Why are you in such a rush? Why do you treat the highway and my safety like it's a game? Where do you have to be? Why aren't you ashamed? Just the other day I saw a car flipped over right beneath that tree you just missed as you passed me, and it's been haunting me ever since. It probably happened because of someone like you.
You seem to have no concept of the relative importance of things. Your impatience above all else. The reality you've built on the inside of your car seems to be the only one you are aware of.
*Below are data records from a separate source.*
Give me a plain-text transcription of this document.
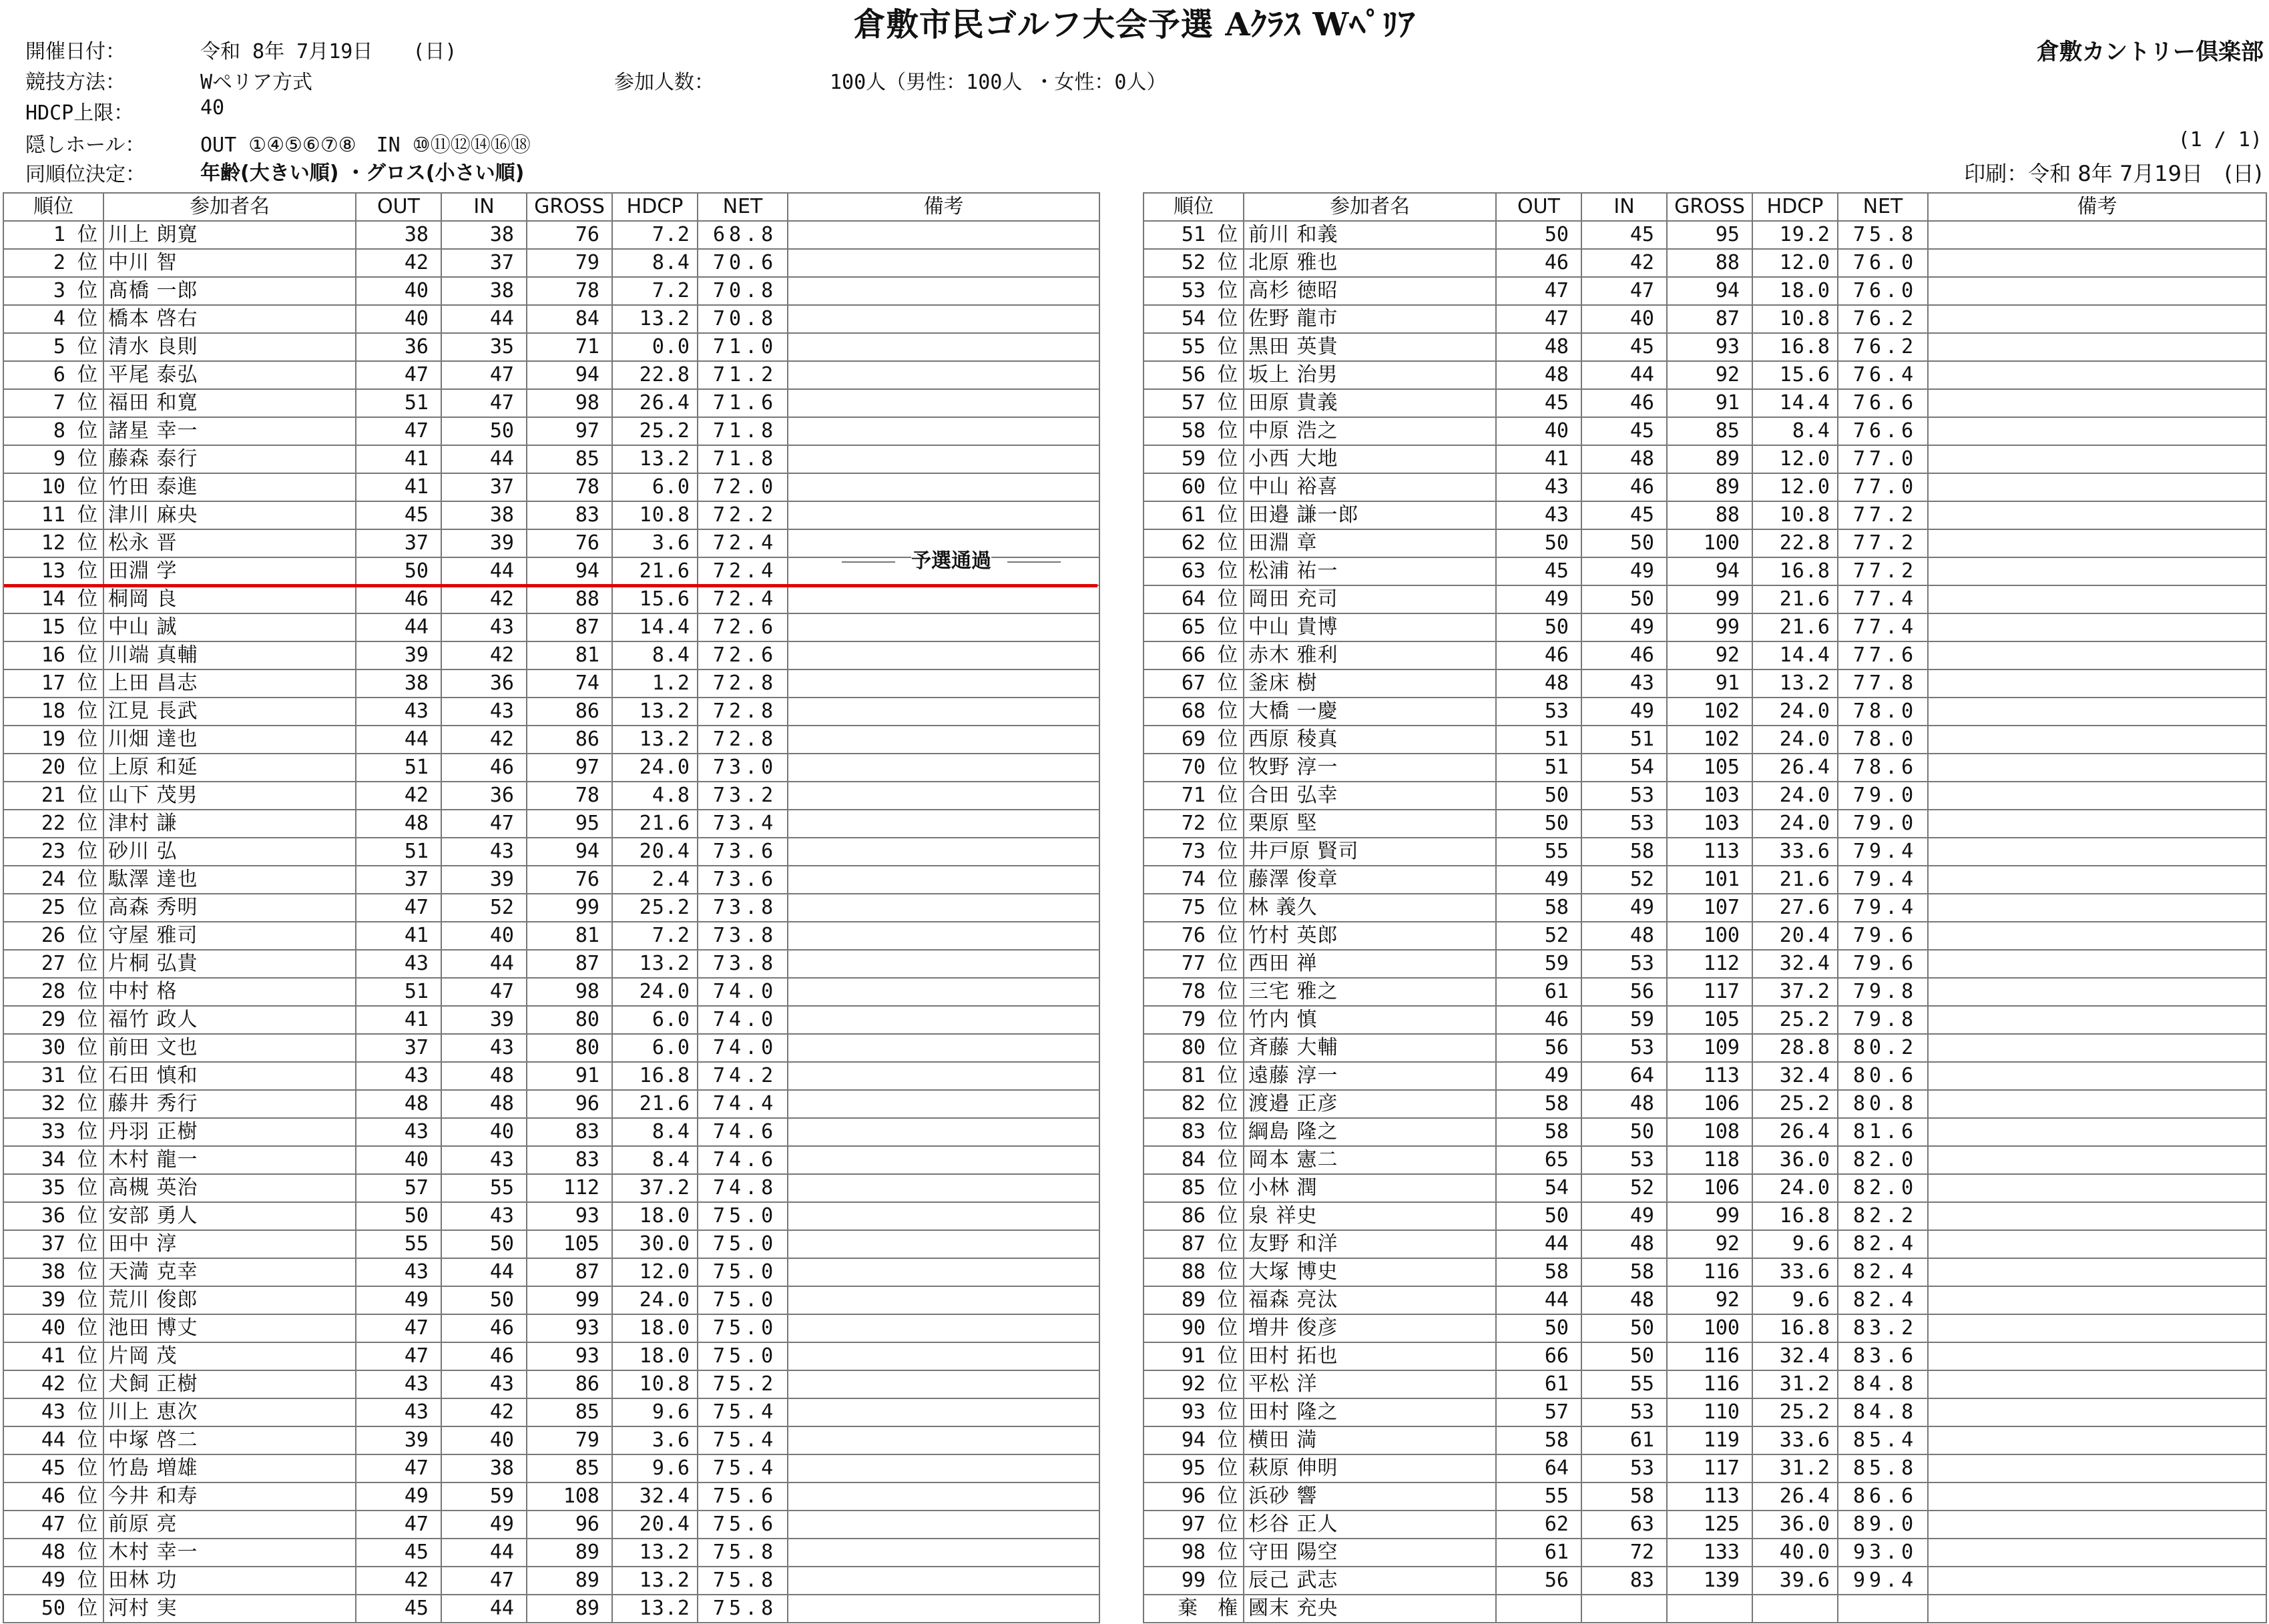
倉敷市民ゴルフ大会予選 Aｸﾗｽ Wﾍﾟﾘｱ
倉敷カントリー倶楽部
開催日付：	令和 8年 7月19日　　(日)
競技方法：	Wペリア方式	参加人数：	100人（男性：100人 ・女性：0人）
HDCP上限：	40
隠しホール：	OUT ①④⑤⑥⑦⑧　IN ⑩⑪⑫⑭⑯⑱
同順位決定：	年齢(大きい順) ・グロス(小さい順)
(1 / 1)
印刷：令和 8年 7月19日　(日)
順位	参加者名	OUT	IN	GROSS	HDCP	NET	備考
1 位	川上 朗寛	38	38	76	7.2	68.8	
2 位	中川 智	42	37	79	8.4	70.6	
3 位	髙橋 一郎	40	38	78	7.2	70.8	
4 位	橋本 啓右	40	44	84	13.2	70.8	
5 位	清水 良則	36	35	71	0.0	71.0	
6 位	平尾 泰弘	47	47	94	22.8	71.2	
7 位	福田 和寛	51	47	98	26.4	71.6	
8 位	諸星 幸一	47	50	97	25.2	71.8	
9 位	藤森 泰行	41	44	85	13.2	71.8	
10 位	竹田 泰進	41	37	78	6.0	72.0	
11 位	津川 麻央	45	38	83	10.8	72.2	
12 位	松永 晋	37	39	76	3.6	72.4	
13 位	田淵 学	50	44	94	21.6	72.4	
14 位	桐岡 良	46	42	88	15.6	72.4	
15 位	中山 誠	44	43	87	14.4	72.6	
16 位	川端 真輔	39	42	81	8.4	72.6	
17 位	上田 昌志	38	36	74	1.2	72.8	
18 位	江見 長武	43	43	86	13.2	72.8	
19 位	川畑 達也	44	42	86	13.2	72.8	
20 位	上原 和延	51	46	97	24.0	73.0	
21 位	山下 茂男	42	36	78	4.8	73.2	
22 位	津村 謙	48	47	95	21.6	73.4	
23 位	砂川 弘	51	43	94	20.4	73.6	
24 位	駄澤 達也	37	39	76	2.4	73.6	
25 位	高森 秀明	47	52	99	25.2	73.8	
26 位	守屋 雅司	41	40	81	7.2	73.8	
27 位	片桐 弘貴	43	44	87	13.2	73.8	
28 位	中村 格	51	47	98	24.0	74.0	
29 位	福竹 政人	41	39	80	6.0	74.0	
30 位	前田 文也	37	43	80	6.0	74.0	
31 位	石田 慎和	43	48	91	16.8	74.2	
32 位	藤井 秀行	48	48	96	21.6	74.4	
33 位	丹羽 正樹	43	40	83	8.4	74.6	
34 位	木村 龍一	40	43	83	8.4	74.6	
35 位	高槻 英治	57	55	112	37.2	74.8	
36 位	安部 勇人	50	43	93	18.0	75.0	
37 位	田中 淳	55	50	105	30.0	75.0	
38 位	天満 克幸	43	44	87	12.0	75.0	
39 位	荒川 俊郎	49	50	99	24.0	75.0	
40 位	池田 博丈	47	46	93	18.0	75.0	
41 位	片岡 茂	47	46	93	18.0	75.0	
42 位	犬飼 正樹	43	43	86	10.8	75.2	
43 位	川上 恵次	43	42	85	9.6	75.4	
44 位	中塚 啓二	39	40	79	3.6	75.4	
45 位	竹島 増雄	47	38	85	9.6	75.4	
46 位	今井 和寿	49	59	108	32.4	75.6	
47 位	前原 亮	47	49	96	20.4	75.6	
48 位	木村 幸一	45	44	89	13.2	75.8	
49 位	田林 功	42	47	89	13.2	75.8	
50 位	河村 実	45	44	89	13.2	75.8	
順位	参加者名	OUT	IN	GROSS	HDCP	NET	備考
51 位	前川 和義	50	45	95	19.2	75.8	
52 位	北原 雅也	46	42	88	12.0	76.0	
53 位	高杉 徳昭	47	47	94	18.0	76.0	
54 位	佐野 龍市	47	40	87	10.8	76.2	
55 位	黒田 英貴	48	45	93	16.8	76.2	
56 位	坂上 治男	48	44	92	15.6	76.4	
57 位	田原 貴義	45	46	91	14.4	76.6	
58 位	中原 浩之	40	45	85	8.4	76.6	
59 位	小西 大地	41	48	89	12.0	77.0	
60 位	中山 裕喜	43	46	89	12.0	77.0	
61 位	田邉 謙一郎	43	45	88	10.8	77.2	
62 位	田淵 章	50	50	100	22.8	77.2	
63 位	松浦 祐一	45	49	94	16.8	77.2	
64 位	岡田 充司	49	50	99	21.6	77.4	
65 位	中山 貴博	50	49	99	21.6	77.4	
66 位	赤木 雅利	46	46	92	14.4	77.6	
67 位	釜床 樹	48	43	91	13.2	77.8	
68 位	大橋 一慶	53	49	102	24.0	78.0	
69 位	西原 稜真	51	51	102	24.0	78.0	
70 位	牧野 淳一	51	54	105	26.4	78.6	
71 位	合田 弘幸	50	53	103	24.0	79.0	
72 位	栗原 堅	50	53	103	24.0	79.0	
73 位	井戸原 賢司	55	58	113	33.6	79.4	
74 位	藤澤 俊章	49	52	101	21.6	79.4	
75 位	林 義久	58	49	107	27.6	79.4	
76 位	竹村 英郎	52	48	100	20.4	79.6	
77 位	西田 禅	59	53	112	32.4	79.6	
78 位	三宅 雅之	61	56	117	37.2	79.8	
79 位	竹内 慎	46	59	105	25.2	79.8	
80 位	斉藤 大輔	56	53	109	28.8	80.2	
81 位	遠藤 淳一	49	64	113	32.4	80.6	
82 位	渡邉 正彦	58	48	106	25.2	80.8	
83 位	綱島 隆之	58	50	108	26.4	81.6	
84 位	岡本 憲二	65	53	118	36.0	82.0	
85 位	小林 潤	54	52	106	24.0	82.0	
86 位	泉 祥史	50	49	99	16.8	82.2	
87 位	友野 和洋	44	48	92	9.6	82.4	
88 位	大塚 博史	58	58	116	33.6	82.4	
89 位	福森 亮汰	44	48	92	9.6	82.4	
90 位	増井 俊彦	50	50	100	16.8	83.2	
91 位	田村 拓也	66	50	116	32.4	83.6	
92 位	平松 洋	61	55	116	31.2	84.8	
93 位	田村 隆之	57	53	110	25.2	84.8	
94 位	横田 満	58	61	119	33.6	85.4	
95 位	萩原 伸明	64	53	117	31.2	85.8	
96 位	浜砂 響	55	58	113	26.4	86.6	
97 位	杉谷 正人	62	63	125	36.0	89.0	
98 位	守田 陽空	61	72	133	40.0	93.0	
99 位	辰己 武志	56	83	139	39.6	99.4	
棄　権	國末 充央						
予選通過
Why do you need to be going 80 as you pass a sign that tries to slow you to 45? A sign that tries to tell you there are people around, businesses, houses, kids crossing the street?
We've all been rushing and driven less than carefully. The difference is some of us know it's not right. That it's selfish, and we do it anyway from time to time. Nothing to be proud of. But your whole energy tells me you make a habit of it, as you brake and accelerate and brake and tailgate and zoom and pass and your tires throw little rocks at my windshield.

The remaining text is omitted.